The feeling that lingers is one of terror and unease. Lest the volume of women on stage spook Shakespeare’s contemporary (male) audience, the witches are made subjects of distrust and fear. The belief that women held supernatural knowledge threatened to topple society’s order: how is it that women have the power to create new life, to seduce men with their wiles, to predict the world turning? Something malign must be afoot. 

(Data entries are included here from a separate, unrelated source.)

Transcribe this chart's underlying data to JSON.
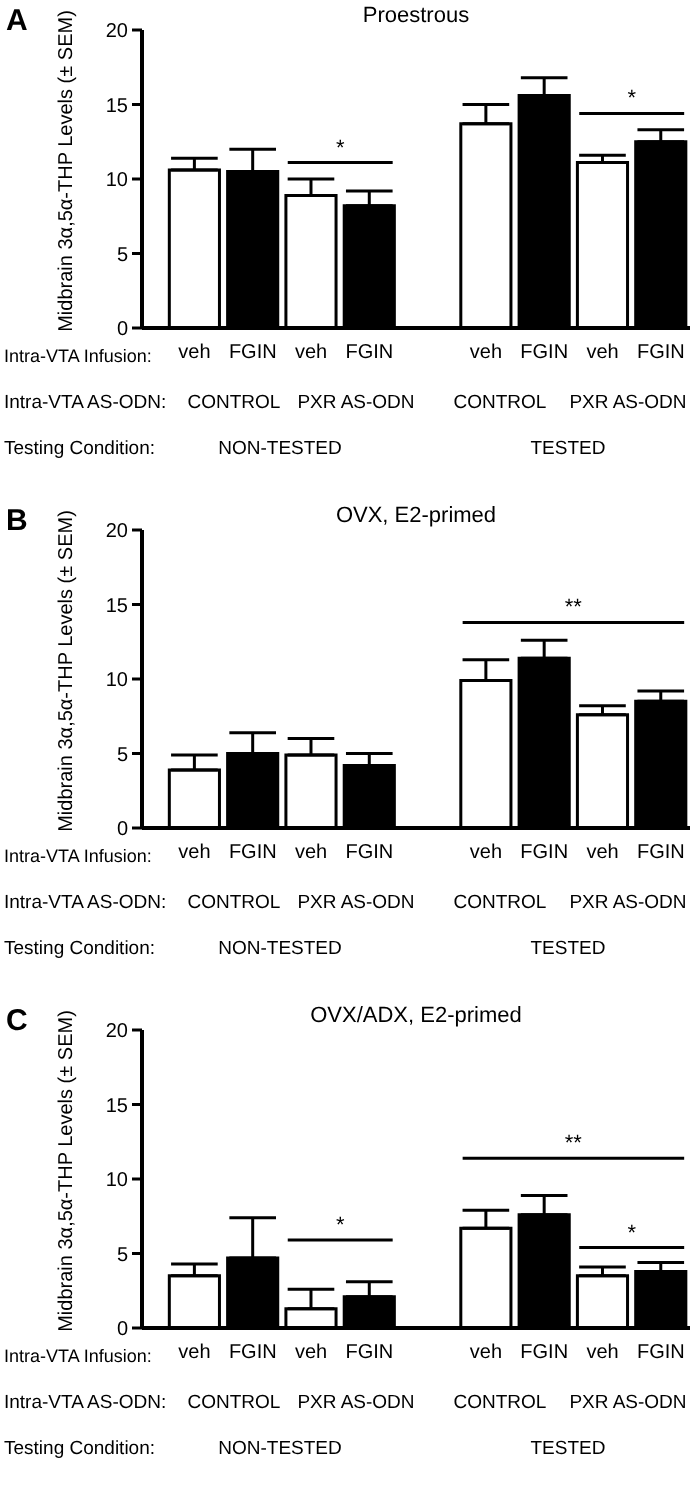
{
  "chart_data": [
    {
      "type": "bar",
      "title": "Proestrous",
      "ylabel": "Midbrain 3α,5α-THP Levels (± SEM)",
      "xlabel": "Intra-VTA Infusion:",
      "categories": [
        "veh",
        "FGIN",
        "veh",
        "FGIN",
        null,
        "veh",
        "FGIN",
        "veh",
        "FGIN"
      ],
      "values": [
        10.6,
        10.5,
        8.9,
        8.2,
        null,
        13.7,
        15.6,
        11.1,
        12.5
      ],
      "errors": [
        0.8,
        1.5,
        1.1,
        1.0,
        null,
        1.3,
        1.2,
        0.5,
        0.8
      ],
      "colors": [
        "#ffffff",
        "#000000",
        "#ffffff",
        "#000000",
        null,
        "#ffffff",
        "#000000",
        "#ffffff",
        "#000000"
      ],
      "ylim": [
        0,
        20
      ],
      "yticks": [
        0,
        5,
        10,
        15,
        20
      ],
      "grid": false,
      "legend": false,
      "annotations": [
        "A",
        "Intra-VTA AS-ODN:",
        "CONTROL",
        "PXR AS-ODN",
        "CONTROL",
        "PXR AS-ODN",
        "Testing Condition:",
        "NON-TESTED",
        "TESTED",
        "*",
        "*"
      ]
    },
    {
      "type": "bar",
      "title": "OVX, E2-primed",
      "ylabel": "Midbrain 3α,5α-THP Levels (± SEM)",
      "xlabel": "Intra-VTA Infusion:",
      "categories": [
        "veh",
        "FGIN",
        "veh",
        "FGIN",
        null,
        "veh",
        "FGIN",
        "veh",
        "FGIN"
      ],
      "values": [
        3.9,
        5.0,
        4.9,
        4.2,
        null,
        9.9,
        11.4,
        7.6,
        8.5
      ],
      "errors": [
        1.0,
        1.4,
        1.1,
        0.8,
        null,
        1.4,
        1.2,
        0.6,
        0.7
      ],
      "colors": [
        "#ffffff",
        "#000000",
        "#ffffff",
        "#000000",
        null,
        "#ffffff",
        "#000000",
        "#ffffff",
        "#000000"
      ],
      "ylim": [
        0,
        20
      ],
      "yticks": [
        0,
        5,
        10,
        15,
        20
      ],
      "grid": false,
      "legend": false,
      "annotations": [
        "B",
        "Intra-VTA AS-ODN:",
        "CONTROL",
        "PXR AS-ODN",
        "CONTROL",
        "PXR AS-ODN",
        "Testing Condition:",
        "NON-TESTED",
        "TESTED",
        "**"
      ]
    },
    {
      "type": "bar",
      "title": "OVX/ADX, E2-primed",
      "ylabel": "Midbrain 3α,5α-THP Levels (± SEM)",
      "xlabel": "Intra-VTA Infusion:",
      "categories": [
        "veh",
        "FGIN",
        "veh",
        "FGIN",
        null,
        "veh",
        "FGIN",
        "veh",
        "FGIN"
      ],
      "values": [
        3.5,
        4.7,
        1.3,
        2.1,
        null,
        6.7,
        7.6,
        3.5,
        3.8
      ],
      "errors": [
        0.8,
        2.7,
        1.3,
        1.0,
        null,
        1.2,
        1.3,
        0.6,
        0.6
      ],
      "colors": [
        "#ffffff",
        "#000000",
        "#ffffff",
        "#000000",
        null,
        "#ffffff",
        "#000000",
        "#ffffff",
        "#000000"
      ],
      "ylim": [
        0,
        20
      ],
      "yticks": [
        0,
        5,
        10,
        15,
        20
      ],
      "grid": false,
      "legend": false,
      "annotations": [
        "C",
        "Intra-VTA AS-ODN:",
        "CONTROL",
        "PXR AS-ODN",
        "CONTROL",
        "PXR AS-ODN",
        "Testing Condition:",
        "NON-TESTED",
        "TESTED",
        "*",
        "**",
        "*"
      ]
    }
  ]
}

Shakespeare’s ‘weïrd sisters’ are terrifying in performance not only because of their foresight but also their rhyme. To a modern audience, the couplets the sisters speak in are unfamiliar and hypnotic. An RSC production I saw at the Barbican in 2018 involved primary school-age children playing the witches, invoking the audience’s repulsion. It put me in mind of the fossil sisters, a quasi-foil for the witches in their Christian simplicity. The girls make a ‘solemn vow’ in Streatfeild’s ballet-based novel, ‘hand in hand’ (just as the ‘weïrd sisters’ are in Act IV of Macbeth) and rhyme in their promise to not let their merits be the claim of the men in their respective lineages. The girls promise to strive for autonomy and to further their knowledge, thinking of the future; they are prophesying. Streatfeild invokes the image of the witches, fortuitously highlighting the contrasting emotions the audience feels towards each trio. For the witches, their malice and misconduct are emphasised; for the dancing sisters, their sisterly search for power and knowledge shines on in radiant beams. Women working together becomes inherently dangerous to male hegemony. 


Indeed, this presentation has been used to justify keeping women from positions of power or, in a medieval mode, from allowing them to form valuable networks of spoken word ‘spells’ and advice. Women cannot escape the associations that are attached to the image of the three witches.  Personally? I attempt to ensure that the triple threat thunders on.